Assembly, its media buying arm, worked with Michael Bloomberg’s presidential campaign in 2020, and SKDK, which consults for Democrats, has worked with clients like Future Forward, a super PAC supporting President Joe Biden’s re-election. Meanwhile, Stagwell’s Republican political comms agency, Targeted Victory, is staffed with Republican presidential campaign alums.

While the agencies cater to different political parties, some members from each also come together to advise companies on ways to address hot-button social and cultural issues, which some brands have famously struggled to do.

That group is Stagwell’s Risk and Reputation Unit, which has been evolving to help brands navigate the polarized 2024 political climate. Together, Stagwell’s politics-focused agencies, along with Stagwell corporate comms firm, Sloane & Company, are advising brands on ways to navigate changing public interests and expectations.

“We’ve expanded our crisis practice to include political polarization, because it is such a new and startling risk to business,” Ray Day, vice chair at Stagwell, said.
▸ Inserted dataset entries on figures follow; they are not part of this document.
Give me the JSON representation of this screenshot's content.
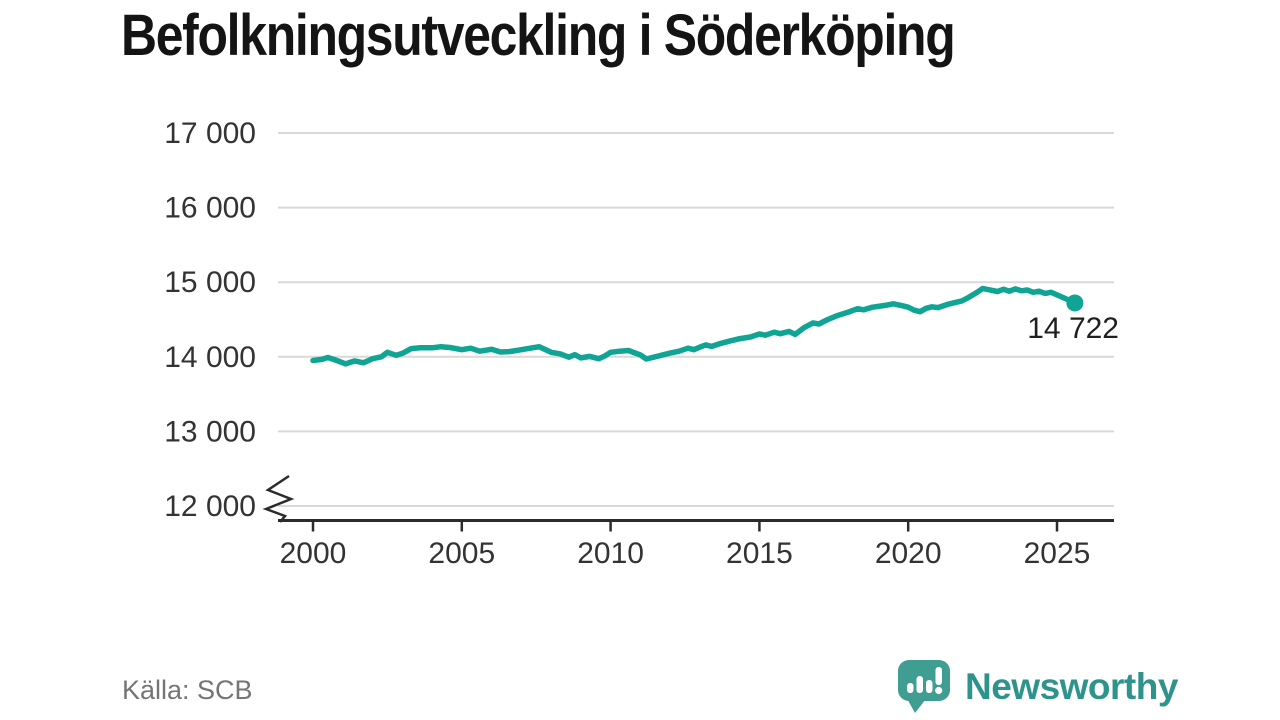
{
  "chart_data": {
    "type": "line",
    "title": "Befolkningsutveckling i Söderköping",
    "xlabel": "",
    "ylabel": "",
    "ylim": [
      12000,
      17000
    ],
    "axis_break_at_bottom": true,
    "grid": true,
    "y_ticks": [
      {
        "value": 17000,
        "label": "17 000"
      },
      {
        "value": 16000,
        "label": "16 000"
      },
      {
        "value": 15000,
        "label": "15 000"
      },
      {
        "value": 14000,
        "label": "14 000"
      },
      {
        "value": 13000,
        "label": "13 000"
      },
      {
        "value": 12000,
        "label": "12 000"
      }
    ],
    "x_ticks": [
      {
        "value": 2000,
        "label": "2000"
      },
      {
        "value": 2005,
        "label": "2005"
      },
      {
        "value": 2010,
        "label": "2010"
      },
      {
        "value": 2015,
        "label": "2015"
      },
      {
        "value": 2020,
        "label": "2020"
      },
      {
        "value": 2025,
        "label": "2025"
      }
    ],
    "x": [
      2000.0,
      2000.3,
      2000.5,
      2000.8,
      2001.1,
      2001.4,
      2001.7,
      2002.0,
      2002.3,
      2002.5,
      2002.8,
      2003.0,
      2003.3,
      2003.6,
      2004.0,
      2004.3,
      2004.6,
      2005.0,
      2005.3,
      2005.6,
      2006.0,
      2006.3,
      2006.6,
      2007.0,
      2007.3,
      2007.6,
      2008.0,
      2008.3,
      2008.6,
      2008.8,
      2009.0,
      2009.3,
      2009.6,
      2009.8,
      2010.0,
      2010.3,
      2010.6,
      2011.0,
      2011.2,
      2011.5,
      2011.8,
      2012.0,
      2012.3,
      2012.6,
      2012.8,
      2013.0,
      2013.2,
      2013.4,
      2013.7,
      2014.0,
      2014.3,
      2014.7,
      2015.0,
      2015.2,
      2015.5,
      2015.7,
      2016.0,
      2016.2,
      2016.5,
      2016.8,
      2017.0,
      2017.3,
      2017.6,
      2018.0,
      2018.3,
      2018.5,
      2018.8,
      2019.0,
      2019.3,
      2019.5,
      2019.8,
      2020.0,
      2020.2,
      2020.4,
      2020.6,
      2020.8,
      2021.0,
      2021.3,
      2021.5,
      2021.8,
      2022.0,
      2022.3,
      2022.5,
      2022.7,
      2023.0,
      2023.2,
      2023.4,
      2023.6,
      2023.8,
      2024.0,
      2024.2,
      2024.4,
      2024.6,
      2024.8,
      2025.0,
      2025.2,
      2025.4,
      2025.6
    ],
    "values": [
      13950,
      13965,
      13990,
      13950,
      13905,
      13945,
      13920,
      13975,
      14000,
      14060,
      14020,
      14045,
      14110,
      14120,
      14120,
      14135,
      14125,
      14095,
      14115,
      14075,
      14100,
      14065,
      14070,
      14095,
      14115,
      14135,
      14060,
      14040,
      13995,
      14030,
      13985,
      14005,
      13975,
      14010,
      14060,
      14075,
      14085,
      14025,
      13970,
      14000,
      14030,
      14050,
      14075,
      14115,
      14095,
      14130,
      14160,
      14140,
      14180,
      14210,
      14240,
      14265,
      14305,
      14290,
      14330,
      14310,
      14340,
      14300,
      14390,
      14455,
      14440,
      14500,
      14550,
      14600,
      14645,
      14630,
      14665,
      14675,
      14695,
      14710,
      14685,
      14665,
      14625,
      14605,
      14650,
      14670,
      14660,
      14700,
      14720,
      14750,
      14790,
      14860,
      14915,
      14900,
      14875,
      14905,
      14880,
      14910,
      14885,
      14895,
      14865,
      14880,
      14850,
      14865,
      14830,
      14795,
      14760,
      14722
    ],
    "latest_point": {
      "x": 2025.6,
      "value": 14722,
      "label": "14 722"
    },
    "colors": {
      "line": "#10a494",
      "grid": "#d9d9d9",
      "axis": "#2b2b2b",
      "tick_text": "#333333",
      "annotation_text": "#1f1f1f"
    },
    "legend": null
  },
  "footer": {
    "source": "Källa: SCB"
  },
  "branding": {
    "name": "Newsworthy",
    "icon": "bar-chart-speech-bubble-icon",
    "icon_color": "#3f9d92",
    "wordmark_color": "#2e948b"
  }
}
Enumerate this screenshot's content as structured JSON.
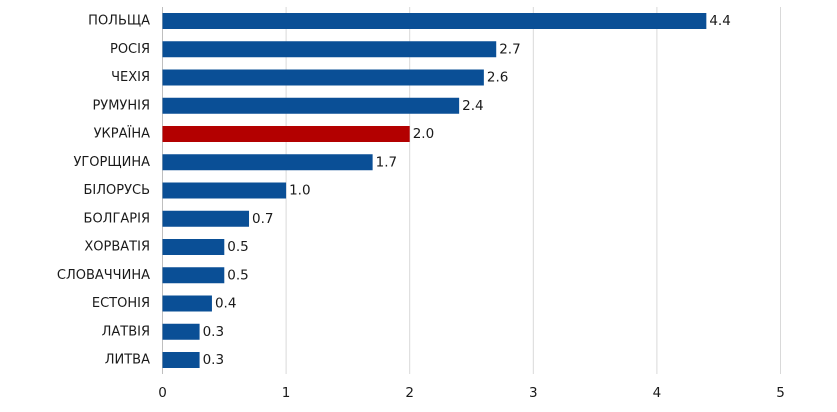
{
  "chart_data": {
    "type": "bar",
    "orientation": "horizontal",
    "categories": [
      "ПОЛЬЩА",
      "РОСІЯ",
      "ЧЕХІЯ",
      "РУМУНІЯ",
      "УКРАЇНА",
      "УГОРЩИНА",
      "БІЛОРУСЬ",
      "БОЛГАРІЯ",
      "ХОРВАТІЯ",
      "СЛОВАЧЧИНА",
      "ЕСТОНІЯ",
      "ЛАТВІЯ",
      "ЛИТВА"
    ],
    "values": [
      4.4,
      2.7,
      2.6,
      2.4,
      2.0,
      1.7,
      1.0,
      0.7,
      0.5,
      0.5,
      0.4,
      0.3,
      0.3
    ],
    "value_labels": [
      "4.4",
      "2.7",
      "2.6",
      "2.4",
      "2.0",
      "1.7",
      "1.0",
      "0.7",
      "0.5",
      "0.5",
      "0.4",
      "0.3",
      "0.3"
    ],
    "highlight_category": "УКРАЇНА",
    "xlim": [
      0,
      5
    ],
    "xticks": [
      0,
      1,
      2,
      3,
      4,
      5
    ],
    "xtick_labels": [
      "0",
      "1",
      "2",
      "3",
      "4",
      "5"
    ],
    "grid": true,
    "colors": {
      "default": "#0a4f96",
      "highlight": "#b30000"
    },
    "title": "",
    "xlabel": "",
    "ylabel": ""
  }
}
The pressure isn’t just external; many companies have employees who are concerned about certain political or social issues, Pia Carusone, president of SKDK Political, said. According to her, the Risk and Reputation Unit aims to help those brands understand how their employees “are probably existing outside of their job and maybe engaging in conversations around hot-button issues.”

Elephants in the room

While some members of the Risk and Reputation Unit, like those from Assembly or SKDK, tend to work with more left-leaning or Democratic clients, others, like Matt Gorman of Targeted Victory, work with more conservative, often Republican, clients. While SKDK and Targeted Victory don’t usually work together on political consulting, they do come together to help advise brands in The Risk and Reputation Unit.

According to Gorman, when brands take stances on political and cultural issues, consumers may react strongly, and it’s wise for brands to consider the potential consequences. With that said, even if some consumers have beliefs that don’t align with a brand’s, that brand’s commitment to its principles could draw some of them in.

Either way, the work of the Risk and Reputation unit is designed to help clients understand “what are some of the hot-button issues they can expect throughout the election cycle and the campaign season, but also going into the first 100 days next year, whether it’s Biden…or Trump,” Gorman said.